Ce scandale Magassouba n’est donc pas seulement une affaire judiciaire parmi d’autres : c’est le symptôme terrible d’une maladie chronique qui ronge la Guinée depuis des décennies. Une maladie appelée corruption institutionnalisée, nourrie par l’impunité et le silence complice des plus hautes autorités de l’État.
Un scandale de trop pour un régime en perte totale de crédibilité
L’affaire Moussa Magassouba sera-t-elle le scandale de trop, celui qui révélera enfin au grand public toute l’hypocrisie du régime militaire actuel ? Car au-delà des discours creux du général Doumbouya sur la lutte contre la corruption, la réalité est bien celle d’un régime qui perpétue exactement les mêmes pratiques criminelles qu’il prétend combattre.
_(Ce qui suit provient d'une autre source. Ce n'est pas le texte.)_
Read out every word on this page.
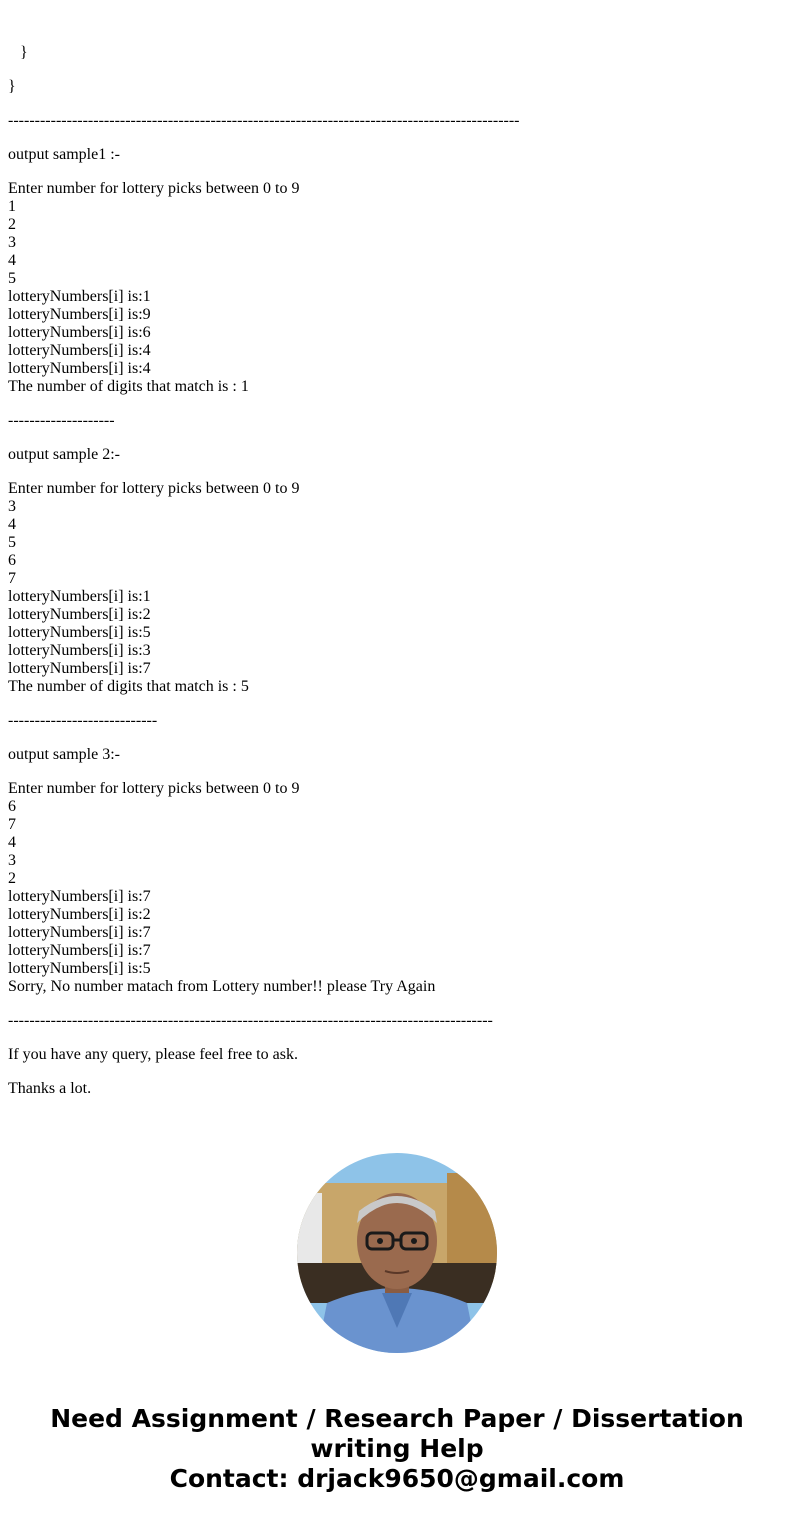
}
}
------------------------------------------------------------------------------------------------
output sample1 :-
Enter number for lottery picks between 0 to 9
1
2
3
4
5
lotteryNumbers[i] is:1
lotteryNumbers[i] is:9
lotteryNumbers[i] is:6
lotteryNumbers[i] is:4
lotteryNumbers[i] is:4
The number of digits that match is : 1
--------------------
output sample 2:-
Enter number for lottery picks between 0 to 9
3
4
5
6
7
lotteryNumbers[i] is:1
lotteryNumbers[i] is:2
lotteryNumbers[i] is:5
lotteryNumbers[i] is:3
lotteryNumbers[i] is:7
The number of digits that match is : 5
----------------------------
output sample 3:-
Enter number for lottery picks between 0 to 9
6
7
4
3
2
lotteryNumbers[i] is:7
lotteryNumbers[i] is:2
lotteryNumbers[i] is:7
lotteryNumbers[i] is:7
lotteryNumbers[i] is:5
Sorry, No number matach from Lottery number!! please Try Again
-------------------------------------------------------------------------------------------
If you have any query, please feel free to ask.
Thanks a lot.
Need Assignment / Research Paper / Dissertation
writing Help
Contact: drjack9650@gmail.com
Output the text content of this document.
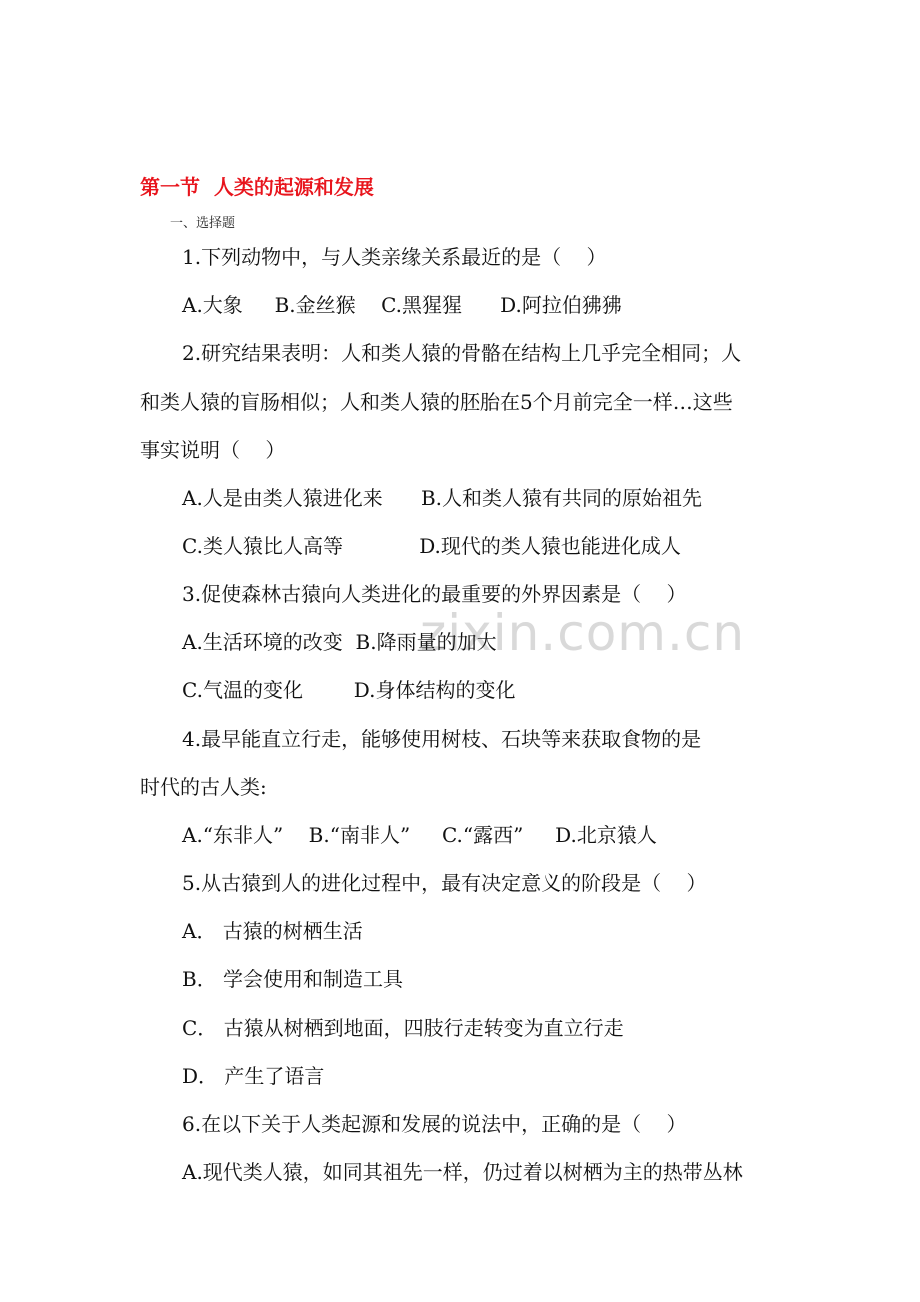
zixin.com.cn
第一节  人类的起源和发展
一、选择题
1.下列动物中，与人类亲缘关系最近的是（    ）
A.大象     B.金丝猴    C.黑猩猩      D.阿拉伯狒狒
2.研究结果表明：人和类人猿的骨骼在结构上几乎完全相同；人
和类人猿的盲肠相似；人和类人猿的胚胎在5个月前完全一样…这些
事实说明（    ）
A.人是由类人猿进化来      B.人和类人猿有共同的原始祖先
C.类人猿比人高等            D.现代的类人猿也能进化成人
3.促使森林古猿向人类进化的最重要的外界因素是（    ）
A.生活环境的改变  B.降雨量的加大
C.气温的变化        D.身体结构的变化
4.最早能直立行走，能够使用树枝、石块等来获取食物的是
时代的古人类:
A.“东非人”    B.“南非人”     C.“露西”     D.北京猿人
5.从古猿到人的进化过程中，最有决定意义的阶段是（    ）
A． 古猿的树栖生活
B． 学会使用和制造工具
C． 古猿从树栖到地面，四肢行走转变为直立行走
D． 产生了语言
6.在以下关于人类起源和发展的说法中，正确的是（    ）
A.现代类人猿，如同其祖先一样，仍过着以树栖为主的热带丛林
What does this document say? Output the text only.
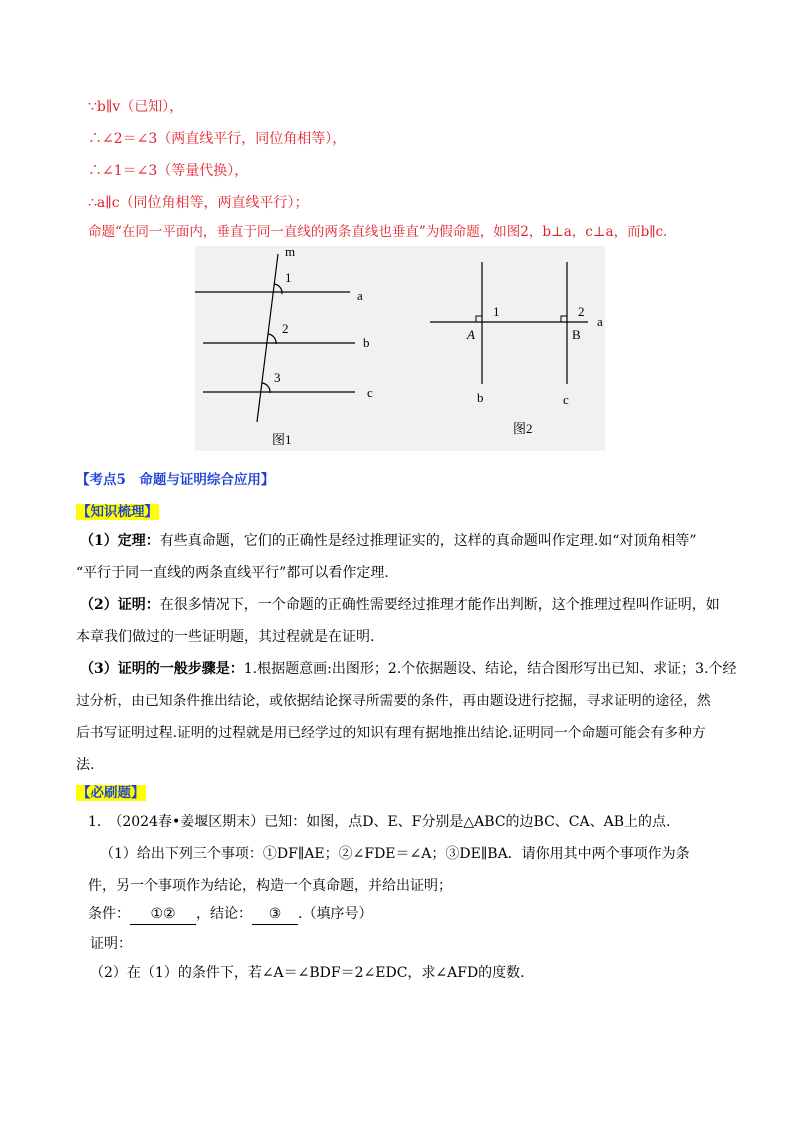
∵b∥v（已知），
∴∠2＝∠3（两直线平行，同位角相等），
∴∠1＝∠3（等量代换），
∴a∥c（同位角相等，两直线平行）；
命题“在同一平面内，垂直于同一直线的两条直线也垂直”为假命题，如图2，b⊥a，c⊥a，而b∥c.
m
a
b
c
1
2
3
图1
1	2
A	B
a
b	c
图2
【考点5　命题与证明综合应用】
【知识梳理】
（1）定理：有些真命题，它们的正确性是经过推理证实的，这样的真命题叫作定理.如“对顶角相等”
“平行于同一直线的两条直线平行”都可以看作定理.
（2）证明：在很多情况下，一个命题的正确性需要经过推理才能作出判断，这个推理过程叫作证明，如
本章我们做过的一些证明题，其过程就是在证明.
（3）证明的一般步骤是：1.根据题意画:出图形；2.个依据题设、结论，结合图形写出已知、求证；3.个经
过分析，由已知条件推出结论，或依据结论探寻所需要的条件，再由题设进行挖掘，寻求证明的途径，然
后书写证明过程.证明的过程就是用已经学过的知识有理有据地推出结论.证明同一个命题可能会有多种方
法.
【必刷题】
1.　（2024春•姜堰区期末）已知：如图，点D、E、F分别是△ABC的边BC、CA、AB上的点.
（1）给出下列三个事项：①DF∥AE；②∠FDE＝∠A；③DE∥BA．请你用其中两个事项作为条
件，另一个事项作为结论，构造一个真命题，并给出证明；
条件： ①② ，结论： ③ .（填序号）
证明：
（2）在（1）的条件下，若∠A＝∠BDF＝2∠EDC，求∠AFD的度数.
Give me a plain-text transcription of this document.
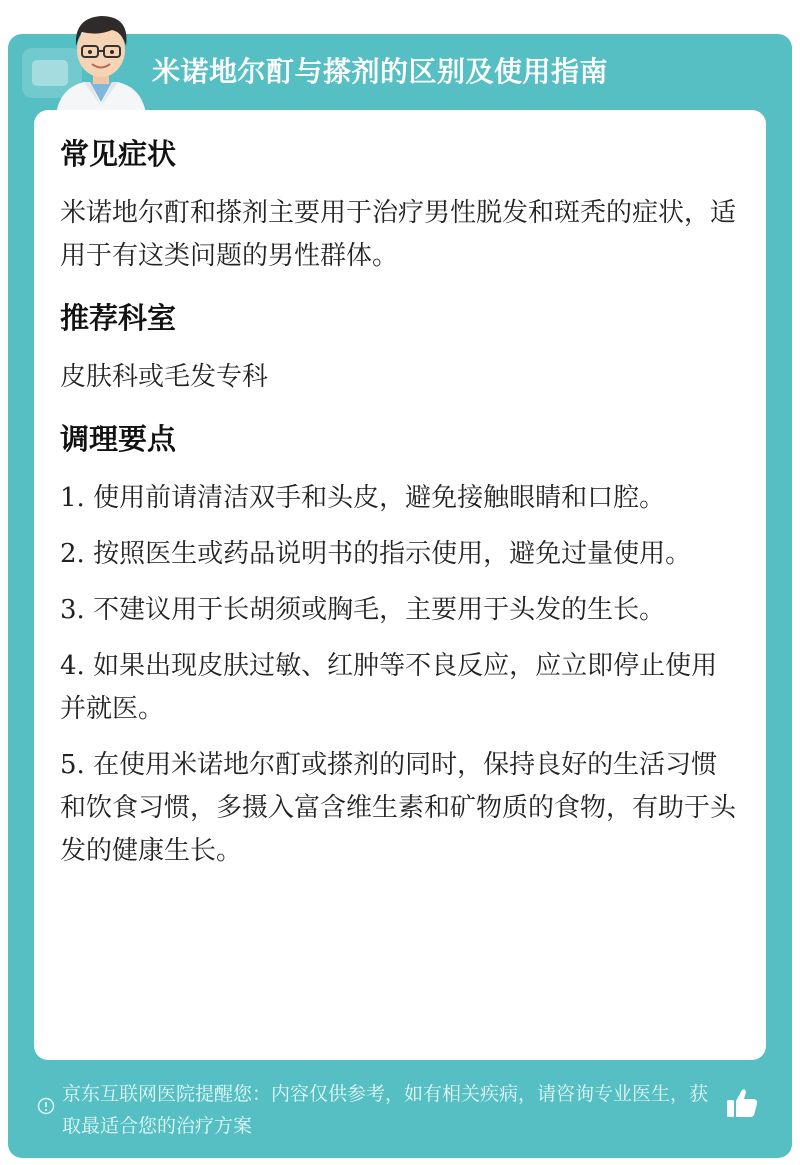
米诺地尔酊与搽剂的区别及使用指南
常见症状
米诺地尔酊和搽剂主要用于治疗男性脱发和斑秃的症状，适用于有这类问题的男性群体。
推荐科室
皮肤科或毛发专科
调理要点
1. 使用前请清洁双手和头皮，避免接触眼睛和口腔。
2. 按照医生或药品说明书的指示使用，避免过量使用。
3. 不建议用于长胡须或胸毛，主要用于头发的生长。
4. 如果出现皮肤过敏、红肿等不良反应，应立即停止使用并就医。
5. 在使用米诺地尔酊或搽剂的同时，保持良好的生活习惯和饮食习惯，多摄入富含维生素和矿物质的食物，有助于头发的健康生长。
京东互联网医院提醒您：内容仅供参考，如有相关疾病，请咨询专业医生，获取最适合您的治疗方案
Les Guinéens attendent désormais des réponses claires et immédiates. Le général Doumbouya doit s’expliquer personnellement sur cette affaire, faire toute la lumière sur l’ampleur de ce scandale, et surtout, garantir que justice sera réellement rendue.
Mais s’il continue à ignorer ce scandale explosif, s’il tente de protéger son ancien ministre, Mamadi Doumbouya ne fera que confirmer ce que tout le monde soupçonne déjà : son régime n’est en réalité rien d’autre que le prolongement du système de corruption et d’impunité qui étouffe la Guinée depuis des décennies.
Moussa Magassouba est aujourd’hui devant la justice, mais c’est tout le régime militaire qui est désormais sur le banc des accusés. La Guinée attend impatiemment son verdict.